Women are more sensitive to sleep disturbances . Women are more prone to sleep problems such as insomnia and excessive sleepiness than men. One study showed that approximately 15% of women have experienced some type of sleep problem, compared to only 8% of men. Furthermore, 63% of women experience insomnia at least several times a week (compared to 54% of men). On the other hand, melatonin , a hormone that regulates sleep and is primarily produced by the pineal gland in mammals and humans, is an amine hormone that can shorten the time it takes to fall asleep and improve sleep quality. Studies have found that women are also less sensitive to melatonin (a natural sleep-promoting hormone).
Women use more of their brains. This is attributed to the fact that women expend more energy on mentally stimulating tasks and multitasking than men; in other words, women spend more mental energy on more tasks or details. If sleep is the time for the brain to regenerate, then you need more time to sleep when you’re working to increase brain function throughout the day.
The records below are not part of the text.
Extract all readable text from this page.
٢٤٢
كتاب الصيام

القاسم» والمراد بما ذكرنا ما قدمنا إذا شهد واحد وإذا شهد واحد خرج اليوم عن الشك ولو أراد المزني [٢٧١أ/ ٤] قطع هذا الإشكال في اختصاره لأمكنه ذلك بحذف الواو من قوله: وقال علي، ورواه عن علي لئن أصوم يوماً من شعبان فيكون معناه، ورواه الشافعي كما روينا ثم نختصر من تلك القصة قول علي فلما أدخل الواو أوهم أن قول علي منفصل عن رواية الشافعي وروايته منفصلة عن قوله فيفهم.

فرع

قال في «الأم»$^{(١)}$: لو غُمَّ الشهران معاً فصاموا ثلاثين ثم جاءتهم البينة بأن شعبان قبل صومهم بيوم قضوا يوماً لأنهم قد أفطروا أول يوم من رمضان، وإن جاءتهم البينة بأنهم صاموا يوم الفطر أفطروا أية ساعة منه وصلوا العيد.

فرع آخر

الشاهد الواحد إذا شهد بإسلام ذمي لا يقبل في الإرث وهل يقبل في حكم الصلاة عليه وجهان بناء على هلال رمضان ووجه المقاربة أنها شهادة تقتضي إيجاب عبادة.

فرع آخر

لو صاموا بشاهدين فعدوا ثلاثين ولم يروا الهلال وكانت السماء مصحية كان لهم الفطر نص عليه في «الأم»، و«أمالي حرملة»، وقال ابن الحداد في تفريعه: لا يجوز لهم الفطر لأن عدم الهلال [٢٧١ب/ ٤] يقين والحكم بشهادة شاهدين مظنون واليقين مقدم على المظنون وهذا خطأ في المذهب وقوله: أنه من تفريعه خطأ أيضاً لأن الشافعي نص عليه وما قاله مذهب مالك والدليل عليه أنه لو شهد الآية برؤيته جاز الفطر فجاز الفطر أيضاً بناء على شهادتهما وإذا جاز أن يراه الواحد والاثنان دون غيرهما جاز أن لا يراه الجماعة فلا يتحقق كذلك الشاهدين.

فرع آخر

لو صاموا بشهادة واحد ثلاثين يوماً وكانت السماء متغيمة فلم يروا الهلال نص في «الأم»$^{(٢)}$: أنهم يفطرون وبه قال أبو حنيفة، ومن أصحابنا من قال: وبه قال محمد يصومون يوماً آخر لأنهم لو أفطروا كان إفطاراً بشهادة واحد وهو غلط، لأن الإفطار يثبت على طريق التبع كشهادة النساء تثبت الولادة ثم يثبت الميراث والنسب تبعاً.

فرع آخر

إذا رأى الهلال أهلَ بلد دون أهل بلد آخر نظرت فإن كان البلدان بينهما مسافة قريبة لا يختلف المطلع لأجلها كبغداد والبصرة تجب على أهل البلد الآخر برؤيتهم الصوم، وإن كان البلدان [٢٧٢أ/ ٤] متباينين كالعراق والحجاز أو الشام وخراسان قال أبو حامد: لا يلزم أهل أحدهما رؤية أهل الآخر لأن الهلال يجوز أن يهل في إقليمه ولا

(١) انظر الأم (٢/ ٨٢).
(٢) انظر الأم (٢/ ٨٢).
Pregnancy. For women, pregnancy is a significant trigger for sleep disorders, with many pregnant women experiencing various sleep disturbances. Physiological changes during pregnancy, such as weight gain, nausea, and pregnancy complications, can all disrupt sleep. In early pregnancy, deep sleep decreases while light sleep increases; in late pregnancy, increased oxytocin secretion makes it easier to wake up in the middle of the night. Simultaneously, pregnancy hormones reduce bladder and urethral muscle tone, making pregnant women more prone to urination, which also interferes with sleep.
Menopause. The arrival of menopause brings a series of changes. During menopause, a woman’s ovaries slow down the production of progesterone, a hormone that promotes sleep. Studies show that women in menopause or perimenopause (the period before menopause, which may last for several years) are at significant risk of sleep disorders. The decrease in estrogen levels directly or indirectly leads to sleep disruption; hot flashes, night sweats, and unstable moods contribute to insomnia. However, when entering menopause, women typically take longer to fall asleep, and their deep sleep time is correspondingly shorter than that of men.
Compared to men, women are more likely to have poor rest due to various factors and need more sleep to maintain their health.
How to improve sleep?
Exercise, especially appropriate exercise, helps burn excess energy, reduce stress, anxiety, and tension, and stabilize emotions. In short, exercise can improve your mindset and make you more efficient and energetic. Maintain mental and physical activity, exercising for at least 30 minutes daily, but strenuous exercise is not recommended within one hour of bedtime.
Soaking your feet in hot water, meditation, and a suitable environment and bedding can all contribute to a good night’s sleep. Modern people, in particular, should avoid electronic devices before bed, ensuring reduced light levels and avoiding prolonged television or computer use, especially video games.
The best way to rest at night is in a dimly lit environment, listening to relaxing music and practicing diaphragmatic breathing, avoiding light that could disrupt your biological clock. Put away screens an hour before bed to limit blue light exposure. Also, avoid noise and pay attention to room temperature.